И вместе с этим восклицанием подле Яши, который все еще плясал под звуки неумолкаемой камаринской, показался Захар.
Глеб увидел короткого, но плечистого, приземистого парня - то, что называют обыкновенно в народе "усилком". Мельники, хозяева пристаней, зажиточные ремесленные мещане и богатые домохозяева из мужиков, нуждающиеся в батраках, дают всегда большую цену таким усилкам, для которых поднять плечом подводу или взвалить на спину восьмипудовый мешок с мукой - сущая шаль. Молодцы эти, с красивым лицом, как у Захара, не знают счета своим победам; это - сельские ловласы. Орлиный нос Захара, белокурые намасленные волосы, пробранные с заметным тщанием и зачесанные в скобку, залихватские приемы, обозначавшие страшную самоуверенность, ситцевая розовая рубашка с пестрыми ластовицами и оторочкою (он никогда не носил других рубах) - все это, вместе взятое, покоряло с первого взгляда самое несговорчивое, ретивое сердце.
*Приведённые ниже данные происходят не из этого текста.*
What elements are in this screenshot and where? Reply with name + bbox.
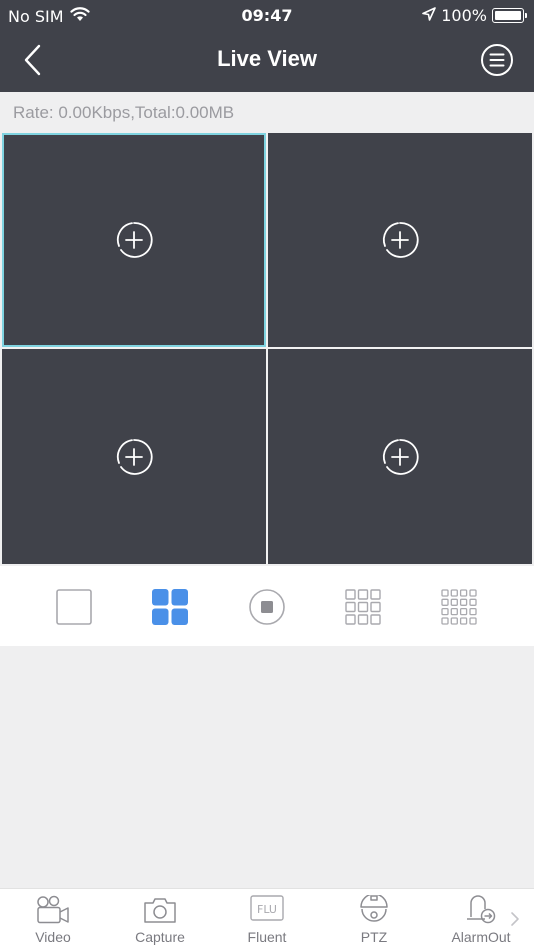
tab-label: Video — [35, 929, 71, 945]
bottom-toolbar: Video Capture FLU Fluent PTZ AlarmOut — [0, 888, 534, 950]
stop-all-button[interactable] — [248, 588, 286, 626]
video-pane-4[interactable] — [268, 349, 532, 564]
sixteen-view-button[interactable] — [440, 588, 478, 626]
fluent-quality-icon: FLU — [250, 895, 284, 921]
tab-label: PTZ — [360, 929, 388, 945]
nine-view-button[interactable] — [344, 588, 382, 626]
location-arrow-icon — [422, 6, 437, 25]
menu-button[interactable] — [480, 43, 514, 77]
sixteen-view-icon — [441, 589, 477, 625]
tab-capture[interactable]: Capture — [115, 895, 205, 949]
add-channel-icon[interactable] — [381, 221, 419, 259]
tab-label: AlarmOut — [451, 929, 511, 945]
nine-view-icon — [345, 589, 381, 625]
add-channel-icon[interactable] — [381, 438, 419, 476]
live-view-grid — [2, 133, 532, 564]
nav-bar: Live View — [0, 30, 534, 92]
add-channel-icon[interactable] — [115, 438, 153, 476]
tab-label: Fluent — [247, 929, 287, 945]
battery-percent: 100% — [441, 6, 487, 25]
more-tabs-button[interactable] — [510, 911, 524, 929]
status-bar: No SIM 09:47 100% — [0, 0, 534, 30]
alarm-out-icon — [467, 895, 496, 924]
battery-icon — [492, 8, 527, 23]
content-area — [0, 646, 534, 888]
video-pane-2[interactable] — [268, 133, 532, 347]
tab-ptz[interactable]: PTZ — [329, 895, 419, 949]
chevron-right-icon — [511, 912, 519, 926]
ptz-dome-camera-icon — [360, 895, 388, 922]
camera-icon — [144, 898, 176, 923]
video-camera-icon — [37, 895, 69, 924]
video-pane-1[interactable] — [2, 133, 266, 347]
quad-view-icon — [152, 589, 188, 625]
svg-text:FLU: FLU — [257, 903, 277, 916]
menu-circle-icon — [481, 44, 513, 76]
quad-view-button[interactable] — [151, 588, 189, 626]
layout-selector — [0, 566, 534, 646]
add-channel-icon[interactable] — [115, 221, 153, 259]
tab-video[interactable]: Video — [8, 895, 98, 949]
rate-info: Rate: 0.00Kbps,Total:0.00MB — [0, 92, 534, 132]
single-view-icon — [56, 589, 92, 625]
stop-icon — [249, 589, 285, 625]
page-title: Live View — [217, 46, 317, 71]
tab-fluent[interactable]: FLU Fluent — [222, 895, 312, 949]
single-view-button[interactable] — [55, 588, 93, 626]
video-pane-3[interactable] — [2, 349, 266, 564]
tab-label: Capture — [135, 929, 185, 945]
Смелость, наглость и бесстыдство составляют, как известно, неминуемые отличительные свойства ловласов вообще; природа щедро снабдила ими Захара; в его серых глазах, равно как и во всей наружности, было что-то ястребиное, невообразимо нахальное. Хмель, бродивший в голове его, выказывал еще резче эти качества. Весь этот кутеж, затеянный Захаром, песельники, музыканты, угощение, стоившие ему последних денег и даже полушубка, вызваны были не столько внутреннею потребностью разгуляться, расходиться, свойственной весельчаку и гуляке, сколько из желания хвастнуть перед незнакомыми людьми, пофинтить перед бабами и заставить говорить о себе - цель, к которой ревностно стремятся не только столичные франты, но и сельские, ибо в деревнях существуют также своего рода львы-франты и денди. Но о Захаре мы будем еще иметь случай распространяться.